Although the spinnaker was fully unraveled and lying on the trampoline, it was still tied to the stuck sock above and became a parachute. I had to hurriedly let Michael down so we could sho
ve the spinnaker into our anchor locker, where I hoped it would rot (I never wanted to see that thing again).
Okay, back up. We were both exhausted. The sock was stuck so badly that we decided to just cut it off, except that Michael—aloft again—didn’t have his knife. Back down. Once up again, he finally cut the sock loose. Incredibly, it fell on my head on the way down—OUCH! Michael was lucky that I didn’t let go of the line I was holding. You know, the line that was keeping him up there? What do you think? Radar reflector revenge?
LESSON 99A: SPINNAKERS! Spinnakers are notoriously fickle; when we thought that conditions were good for setting ours, high winds came out of nowhere. So, be especially conservative when considering hoisting your spinnaker.
LESSON 99B: THINK BEFORE YOU CLIMB Sometimes you can use one of your halyards as a dumbwaiter and propel tools up and down, but it’s much easier just to have what you need with you from the beginning. Plus in this case, all our lines were otherwise occupied, so Michael—forgetting his Boy Scout training—was inefficient (and that was exhausting).
The entire ordeal of spinnaker and fouled spinnaker sock took five hours. Boy were we crabby. That meant a change of plan. Hello, Statia! Once checked into Statia, we could have used that stamp to come back to St. Kitts and call it a day, but we now had even more boat things to fix, so we had to go to St. Martin. We overnighted off of Statia and tried to put the tiring day behind us.

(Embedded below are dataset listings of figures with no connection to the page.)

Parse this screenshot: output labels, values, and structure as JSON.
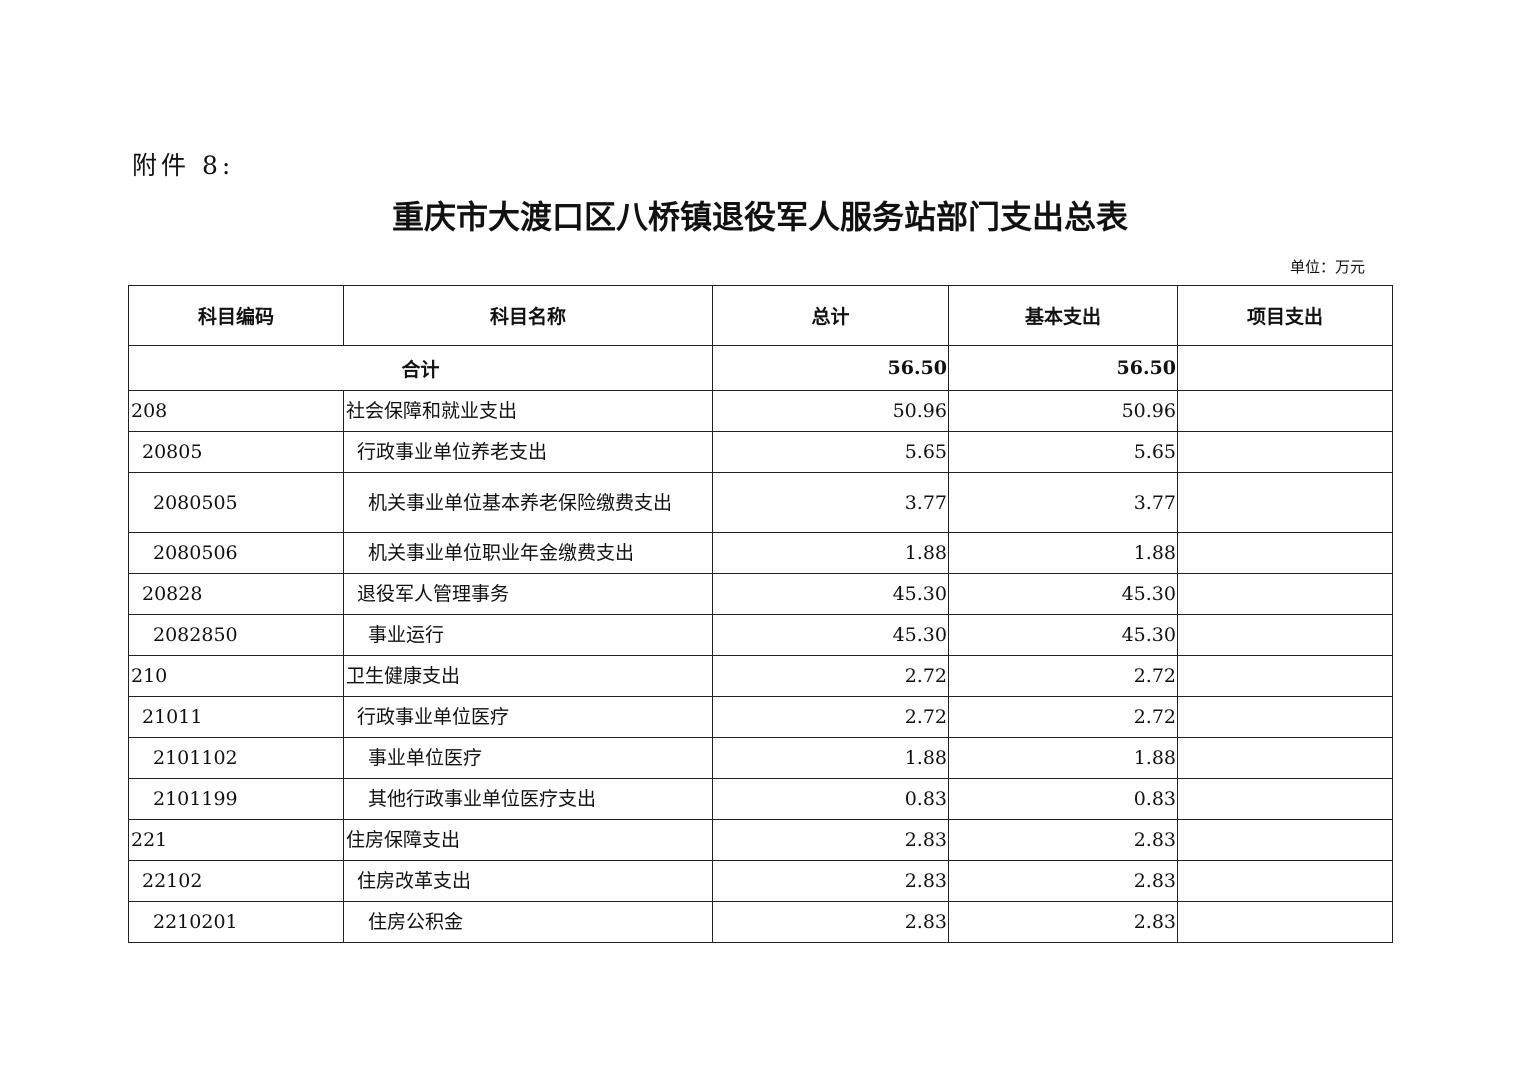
{
  "attachment_label": "附件 8:",
  "title": "重庆市大渡口区八桥镇退役军人服务站部门支出总表",
  "unit": "单位：万元",
  "table": {
    "headers": [
      "科目编码",
      "科目名称",
      "总计",
      "基本支出",
      "项目支出"
    ],
    "total": {
      "label": "合计",
      "total": "56.50",
      "basic": "56.50",
      "project": ""
    },
    "rows": [
      {
        "code": "208",
        "name": "社会保障和就业支出",
        "total": "50.96",
        "basic": "50.96",
        "project": "",
        "level": 1
      },
      {
        "code": "20805",
        "name": "行政事业单位养老支出",
        "total": "5.65",
        "basic": "5.65",
        "project": "",
        "level": 2
      },
      {
        "code": "2080505",
        "name": "机关事业单位基本养老保险缴费支出",
        "total": "3.77",
        "basic": "3.77",
        "project": "",
        "level": 3
      },
      {
        "code": "2080506",
        "name": "机关事业单位职业年金缴费支出",
        "total": "1.88",
        "basic": "1.88",
        "project": "",
        "level": 3
      },
      {
        "code": "20828",
        "name": "退役军人管理事务",
        "total": "45.30",
        "basic": "45.30",
        "project": "",
        "level": 2
      },
      {
        "code": "2082850",
        "name": "事业运行",
        "total": "45.30",
        "basic": "45.30",
        "project": "",
        "level": 3
      },
      {
        "code": "210",
        "name": "卫生健康支出",
        "total": "2.72",
        "basic": "2.72",
        "project": "",
        "level": 1
      },
      {
        "code": "21011",
        "name": "行政事业单位医疗",
        "total": "2.72",
        "basic": "2.72",
        "project": "",
        "level": 2
      },
      {
        "code": "2101102",
        "name": "事业单位医疗",
        "total": "1.88",
        "basic": "1.88",
        "project": "",
        "level": 3
      },
      {
        "code": "2101199",
        "name": "其他行政事业单位医疗支出",
        "total": "0.83",
        "basic": "0.83",
        "project": "",
        "level": 3
      },
      {
        "code": "221",
        "name": "住房保障支出",
        "total": "2.83",
        "basic": "2.83",
        "project": "",
        "level": 1
      },
      {
        "code": "22102",
        "name": "住房改革支出",
        "total": "2.83",
        "basic": "2.83",
        "project": "",
        "level": 2
      },
      {
        "code": "2210201",
        "name": "住房公积金",
        "total": "2.83",
        "basic": "2.83",
        "project": "",
        "level": 3
      }
    ]
  }
}
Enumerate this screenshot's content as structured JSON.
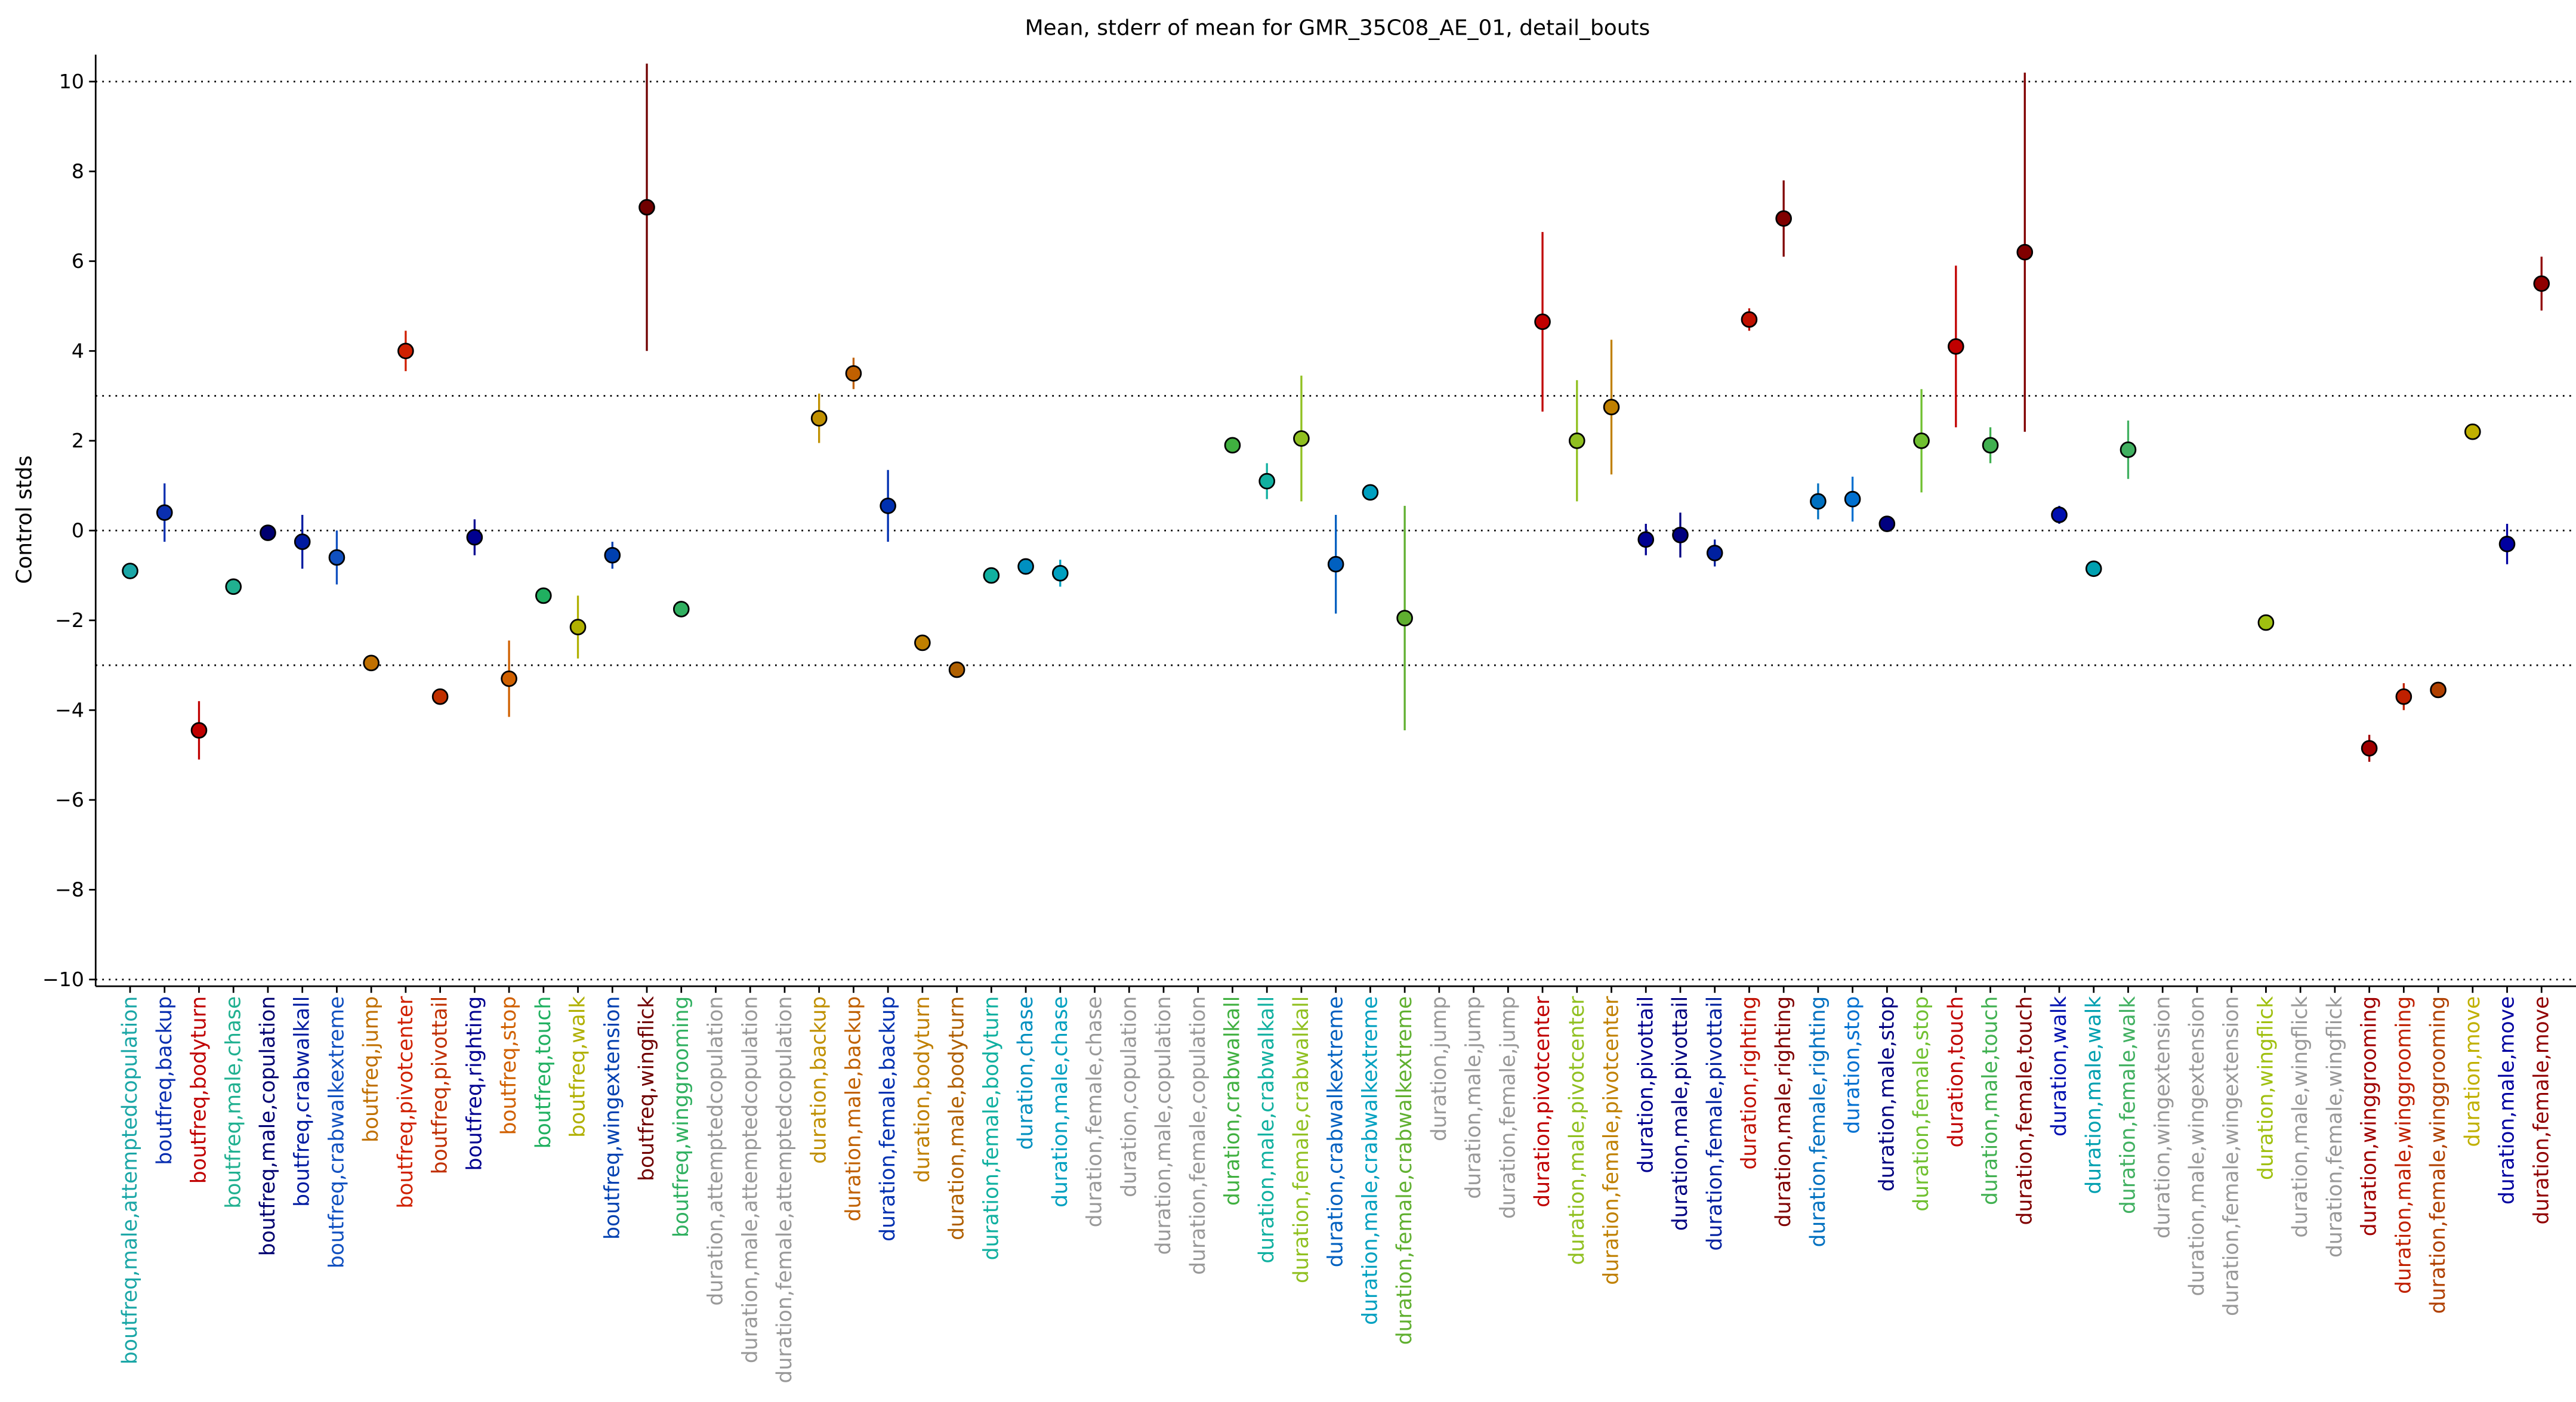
{
  "chart_data": {
    "type": "errorbar",
    "title": "Mean, stderr of mean for GMR_35C08_AE_01, detail_bouts",
    "ylabel": "Control stds",
    "categories": [
      "boutfreq,male,attemptedcopulation",
      "boutfreq,backup",
      "boutfreq,bodyturn",
      "boutfreq,male,chase",
      "boutfreq,male,copulation",
      "boutfreq,crabwalkall",
      "boutfreq,crabwalkextreme",
      "boutfreq,jump",
      "boutfreq,pivotcenter",
      "boutfreq,pivottail",
      "boutfreq,righting",
      "boutfreq,stop",
      "boutfreq,touch",
      "boutfreq,walk",
      "boutfreq,wingextension",
      "boutfreq,wingflick",
      "boutfreq,winggrooming",
      "duration,attemptedcopulation",
      "duration,male,attemptedcopulation",
      "duration,female,attemptedcopulation",
      "duration,backup",
      "duration,male,backup",
      "duration,female,backup",
      "duration,bodyturn",
      "duration,male,bodyturn",
      "duration,female,bodyturn",
      "duration,chase",
      "duration,male,chase",
      "duration,female,chase",
      "duration,copulation",
      "duration,male,copulation",
      "duration,female,copulation",
      "duration,crabwalkall",
      "duration,male,crabwalkall",
      "duration,female,crabwalkall",
      "duration,crabwalkextreme",
      "duration,male,crabwalkextreme",
      "duration,female,crabwalkextreme",
      "duration,jump",
      "duration,male,jump",
      "duration,female,jump",
      "duration,pivotcenter",
      "duration,male,pivotcenter",
      "duration,female,pivotcenter",
      "duration,pivottail",
      "duration,male,pivottail",
      "duration,female,pivottail",
      "duration,righting",
      "duration,male,righting",
      "duration,female,righting",
      "duration,stop",
      "duration,male,stop",
      "duration,female,stop",
      "duration,touch",
      "duration,male,touch",
      "duration,female,touch",
      "duration,walk",
      "duration,male,walk",
      "duration,female,walk",
      "duration,wingextension",
      "duration,male,wingextension",
      "duration,female,wingextension",
      "duration,wingflick",
      "duration,male,wingflick",
      "duration,female,wingflick",
      "duration,winggrooming",
      "duration,male,winggrooming",
      "duration,female,winggrooming",
      "duration,move",
      "duration,male,move",
      "duration,female,move"
    ],
    "values": [
      -0.9,
      0.4,
      -4.45,
      -1.25,
      -0.05,
      -0.25,
      -0.6,
      -2.95,
      4.0,
      -3.7,
      -0.15,
      -3.3,
      -1.45,
      -2.15,
      -0.55,
      7.2,
      -1.75,
      null,
      null,
      null,
      2.5,
      3.5,
      0.55,
      -2.5,
      -3.1,
      -1.0,
      -0.8,
      -0.95,
      null,
      null,
      null,
      null,
      1.9,
      1.1,
      2.05,
      -0.75,
      0.85,
      -1.95,
      null,
      null,
      null,
      4.65,
      2.0,
      2.75,
      -0.2,
      -0.1,
      -0.5,
      4.7,
      6.95,
      0.65,
      0.7,
      0.15,
      2.0,
      4.1,
      1.9,
      6.2,
      0.35,
      -0.85,
      1.8,
      null,
      null,
      null,
      -2.05,
      null,
      null,
      -4.85,
      -3.7,
      -3.55,
      2.2,
      -0.3,
      5.5
    ],
    "errors": [
      0.1,
      0.65,
      0.65,
      0.1,
      0.1,
      0.6,
      0.6,
      0.1,
      0.45,
      0.1,
      0.4,
      0.85,
      0.1,
      0.7,
      0.3,
      3.2,
      0.1,
      null,
      null,
      null,
      0.55,
      0.35,
      0.8,
      0.1,
      0.1,
      0.1,
      0.1,
      0.3,
      null,
      null,
      null,
      null,
      0.1,
      0.4,
      1.4,
      1.1,
      0.1,
      2.5,
      null,
      null,
      null,
      2.0,
      1.35,
      1.5,
      0.35,
      0.5,
      0.3,
      0.25,
      0.85,
      0.4,
      0.5,
      0.1,
      1.15,
      1.8,
      0.4,
      4.0,
      0.2,
      0.1,
      0.65,
      null,
      null,
      null,
      0.1,
      null,
      null,
      0.3,
      0.3,
      0.1,
      0.1,
      0.45,
      0.6
    ],
    "colors": [
      "#1aa6a6",
      "#0a2fb0",
      "#c00000",
      "#20b090",
      "#000070",
      "#001aa0",
      "#1050c0",
      "#c07000",
      "#d02000",
      "#c03000",
      "#000090",
      "#d06000",
      "#20b060",
      "#b0b000",
      "#0040b0",
      "#700000",
      "#30b060",
      "#999999",
      "#999999",
      "#999999",
      "#c09000",
      "#c06000",
      "#0030b0",
      "#c08000",
      "#b06000",
      "#10b0a0",
      "#0090c0",
      "#00a0c0",
      "#999999",
      "#999999",
      "#999999",
      "#999999",
      "#40b040",
      "#10b0a0",
      "#90c020",
      "#0060c0",
      "#00a0c0",
      "#60b030",
      "#999999",
      "#999999",
      "#999999",
      "#c00000",
      "#90c020",
      "#c08000",
      "#000090",
      "#000080",
      "#0020a0",
      "#c01000",
      "#800000",
      "#0070c0",
      "#0070d0",
      "#000080",
      "#70c030",
      "#c00000",
      "#40b050",
      "#800000",
      "#0010b0",
      "#00a0b0",
      "#40b060",
      "#999999",
      "#999999",
      "#999999",
      "#a0c010",
      "#999999",
      "#999999",
      "#a00000",
      "#c02000",
      "#b04000",
      "#c0b000",
      "#0000a0",
      "#900000"
    ],
    "ylim": [
      -10.15,
      10.6
    ],
    "yticks": [
      {
        "value": -10,
        "label": "−10"
      },
      {
        "value": -8,
        "label": "−8"
      },
      {
        "value": -6,
        "label": "−6"
      },
      {
        "value": -4,
        "label": "−4"
      },
      {
        "value": -2,
        "label": "−2"
      },
      0,
      2,
      4,
      6,
      8,
      10
    ],
    "hlines": [
      10,
      3,
      0,
      -3,
      -10
    ]
  }
}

Luckily (for Jacumba), we had a great 50-mile sail to St. Martin the next day, perfectly happy to be using only our usual two sails. What really made our day, though, was running into Jim and Wendy from Merengue (their little 27-foot mono-hull) in the harbor upon our arrival. We hadn’t seen them since we left Grenada seven months before. We toasted Easter with gin and tonics and held a very competitive Mexican Train Dominoes tournament that resulted in me “winning” a loser’s cap—an old drogue (a funnel-shaped parachute that drags behind a boat during a storm to help stabilize the boat and/or act like a brake; it looks just like a dunce cap). Sulk.